If your employment situation feels secure and you’re prepared to stay in one place for a while, you might be ready to buy.

 GET PRE-APPROVED: Very few people have enough cash to buy their first home without a mortgage. Rather, most need financing to afford today’s home prices.

 REALTORS® know that all too well, which is why many won’t spend much time with would-be buyers who haven’t had a serious talk with a mortgage professional.

 As Jay Dacey, a mortgage broker in Minneapolis, explained, “A good REALTOR® will ask you what your criteria are and set up a search through the MLS for you, but a good REALTOR® is also going to say, ‘The next step is for you to contact a mortgage professional and make sure you’re pre-approved.’ ”

The loan approval process is no different for first-timers than it is for experienced home purchasers, Dacey added.

 READY, SET, FLEXIBLE: Timing is another crucial element in homebuyer readiness, says Amy Butterworth, an associate broker in Boston.

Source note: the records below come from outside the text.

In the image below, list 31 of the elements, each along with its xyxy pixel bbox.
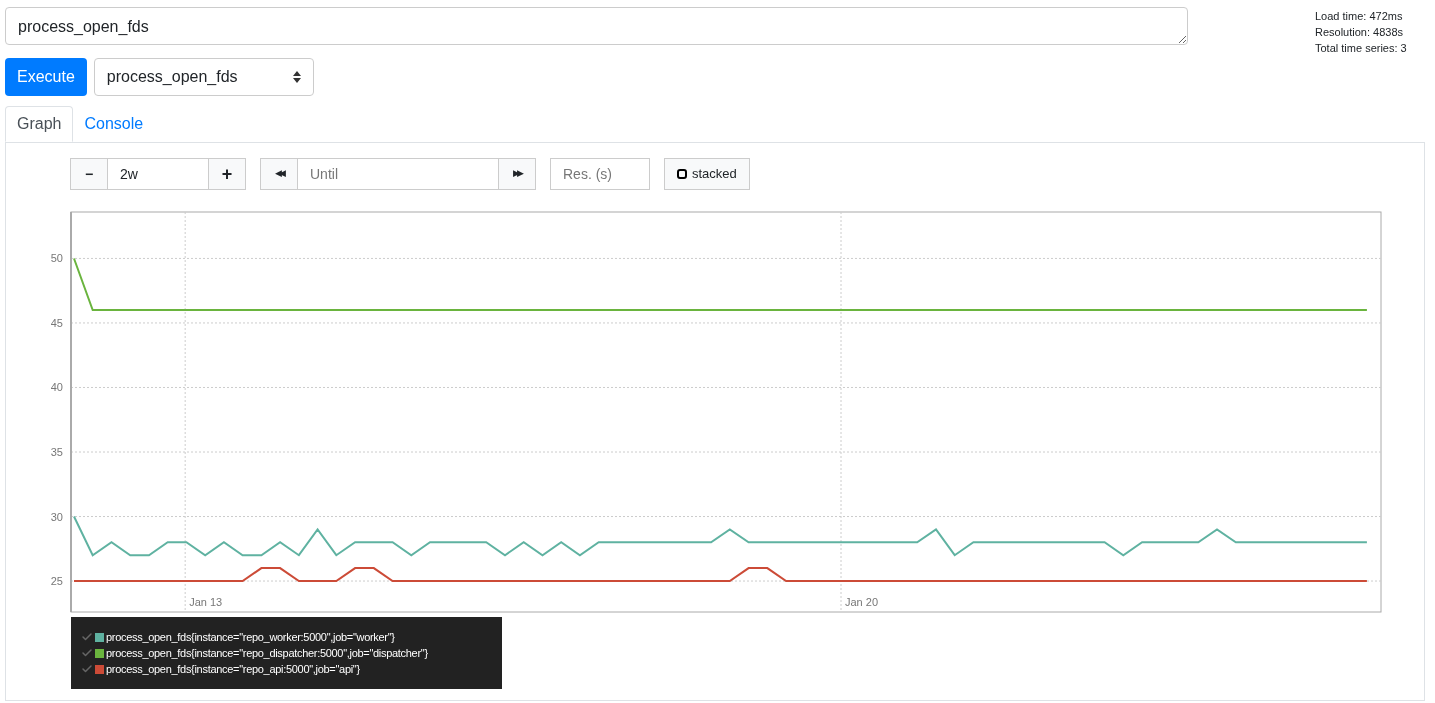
back-button[interactable]: ◀◀ [260, 158, 298, 190]
legend-label: process_open_fds{instance="repo_worker:5000",job="worker"} [106, 630, 395, 645]
decrease-range-button[interactable]: − [70, 158, 108, 190]
metric-select[interactable]: process_open_fds [93, 58, 314, 96]
until-field[interactable]: Until [298, 158, 498, 190]
y-tick-label: 30 [49, 509, 63, 525]
x-tick-label: Jan 20 [845, 595, 879, 610]
y-tick-label: 35 [49, 445, 63, 460]
stacked-toggle[interactable]: stacked [664, 158, 750, 190]
execute-button[interactable]: Execute [5, 58, 87, 96]
x-tick-label: Jan 13 [189, 595, 223, 610]
check-icon [81, 663, 93, 675]
resolution-field[interactable]: Res. (s) [550, 158, 650, 190]
y-tick-label: 50 [49, 251, 63, 267]
stat-text: Resolution: 4838s [1315, 25, 1405, 40]
forward-button[interactable]: ▶▶ [498, 158, 536, 190]
y-tick-label: 45 [49, 315, 63, 331]
y-tick-label: 40 [49, 380, 63, 396]
query-field[interactable]: process_open_fds [5, 7, 1188, 45]
check-icon [81, 631, 93, 643]
check-icon [81, 647, 93, 659]
sort-caret-icon [292, 71, 301, 83]
tab[interactable]: Console [73, 106, 155, 142]
y-tick-label: 25 [49, 574, 63, 590]
range-field[interactable]: 2w [108, 158, 208, 190]
legend-label: process_open_fds{instance="repo_api:5000",job="api"} [106, 662, 360, 677]
stat-text: Total time series: 3 [1315, 41, 1408, 56]
tab[interactable]: Graph [5, 106, 74, 142]
legend-label: process_open_fds{instance="repo_dispatcher:5000",job="dispatcher"} [106, 646, 428, 661]
stat-text: Load time: 472ms [1315, 9, 1404, 24]
increase-range-button[interactable]: + [208, 158, 246, 190]
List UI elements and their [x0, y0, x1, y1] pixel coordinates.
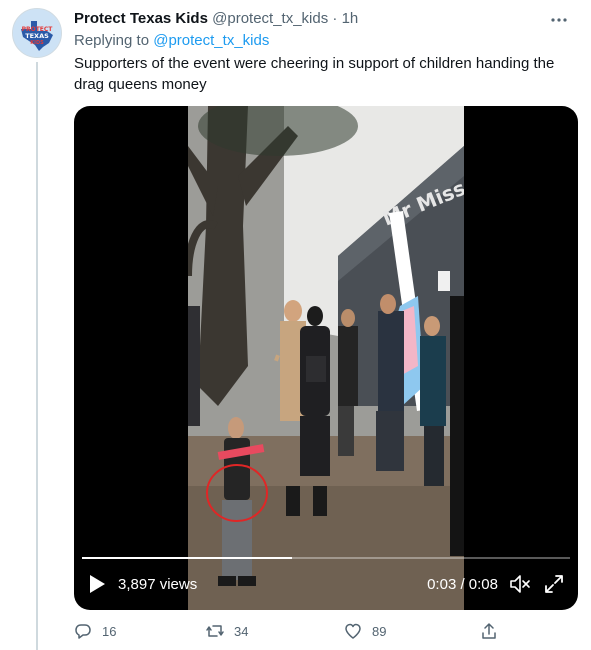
video-progress-fill — [82, 557, 292, 559]
avatar[interactable]: PROTECT TEXAS KIDS — [12, 8, 62, 58]
video-progress-track[interactable] — [82, 557, 570, 559]
fullscreen-button[interactable] — [542, 572, 566, 596]
thread-line — [36, 62, 38, 650]
play-button[interactable] — [88, 574, 106, 594]
tweet-timestamp[interactable]: 1h — [342, 10, 359, 27]
like-count: 89 — [372, 623, 387, 639]
retweet-button[interactable]: 34 — [206, 622, 248, 640]
retweet-count: 34 — [234, 623, 249, 639]
speaker-muted-icon — [510, 575, 530, 593]
fullscreen-icon — [545, 575, 563, 593]
replying-to-link[interactable]: @protect_tx_kids — [153, 32, 269, 49]
view-count: 3,897 views — [118, 576, 198, 593]
replying-prefix: Replying to — [74, 32, 150, 49]
tweet-actions: 16 34 89 — [74, 622, 514, 644]
avatar-logo-icon: PROTECT TEXAS KIDS — [13, 9, 61, 57]
user-handle[interactable]: @protect_tx_kids — [212, 10, 328, 27]
video-controls: 3,897 views 0:03 / 0:08 — [74, 560, 578, 610]
more-options-icon[interactable] — [547, 8, 571, 32]
reply-button[interactable]: 16 — [74, 622, 116, 640]
volume-button[interactable] — [508, 572, 532, 596]
share-button[interactable] — [480, 622, 508, 640]
display-name[interactable]: Protect Texas Kids — [74, 10, 208, 27]
like-button[interactable]: 89 — [344, 622, 386, 640]
separator-dot: · — [332, 10, 338, 27]
video-scene-image: Mr Miss — [188, 106, 464, 610]
svg-text:KIDS: KIDS — [30, 40, 44, 46]
share-icon — [482, 623, 496, 639]
reply-count: 16 — [102, 623, 117, 639]
svg-text:TEXAS: TEXAS — [25, 32, 49, 40]
play-icon — [90, 575, 105, 593]
tweet-header: Protect Texas Kids @protect_tx_kids · 1h — [74, 10, 579, 30]
video-frame: Mr Miss — [188, 106, 464, 610]
retweet-icon — [206, 625, 224, 637]
heart-icon — [345, 623, 361, 639]
reply-icon — [75, 624, 91, 639]
video-player[interactable]: Mr Miss 3,897 views 0:03 / 0:08 — [74, 106, 578, 610]
tweet-text: Supporters of the event were cheering in… — [74, 55, 555, 93]
replying-to-line: Replying to @protect_tx_kids — [74, 32, 269, 49]
video-time: 0:03 / 0:08 — [427, 576, 498, 593]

 A time frame that’s too long doesn’t make sense. But neither does a time frame that’s too short. For example, if your lease doesn’t expire for many months or you need to move within 30 days, buying a home might not be practical for you right now, Butterworth says.

 The ideal situation is to be ready to buy and able to wait, especially if your housing market is a hotbed of multiple offers.

 “There’s no place in the market for a buyer who’s hesitant,” Butterworth says. “But they can’t only be ready and raring to go because there will be disappointments — that’s just how the market is right now. You have to go into it with realistic expectations.”

 SAVE UP: Saving a sizable nest egg is another important milestone for would-be homebuyers, says Ken Pozek, a REALTOR® in Northville, Mich.

 That’s because you’ll need savings not only for your down payment, but also your emergency fund, moving expenses and home maintenance costs.

 “A lot of people forget that there is a lot of maintenance with owning a home, especially if you’ve been used to renting. From a financial perspective, (it’s important to) make sure that even if you’re emotionally ready or excited to buy, that you have nest eggs set up as well,” Pozek says.

Examples of home maintenance chores include mowing lawns; trimming trees and hedges; shoveling snow; exterminating termites, rats or other pests; clearing out rain gutters; cleaning major appliances; and washing windows, walls and doors.

 Even if you do a lot of the work yourself, you’ll still need to buy supplies and equipment.

 GET REAL: First-time buyers often believe buying a home will be easy. Giving up that misconception and being realistic about the time, effort, money, stress and hassle involved is an important step toward being ready to move forward.

 “Most first-timers think buying will be a perfect scenario where it all happens like it does on HGTV. They see three houses. They pick one, and it all works out beautifully,” Pozek says. “That never happens, unfortunately.”

 Instead, prospective buyers who are successful understand that, as Pozek added, they “might run into some bumps, but the end product is going to be a home they love.”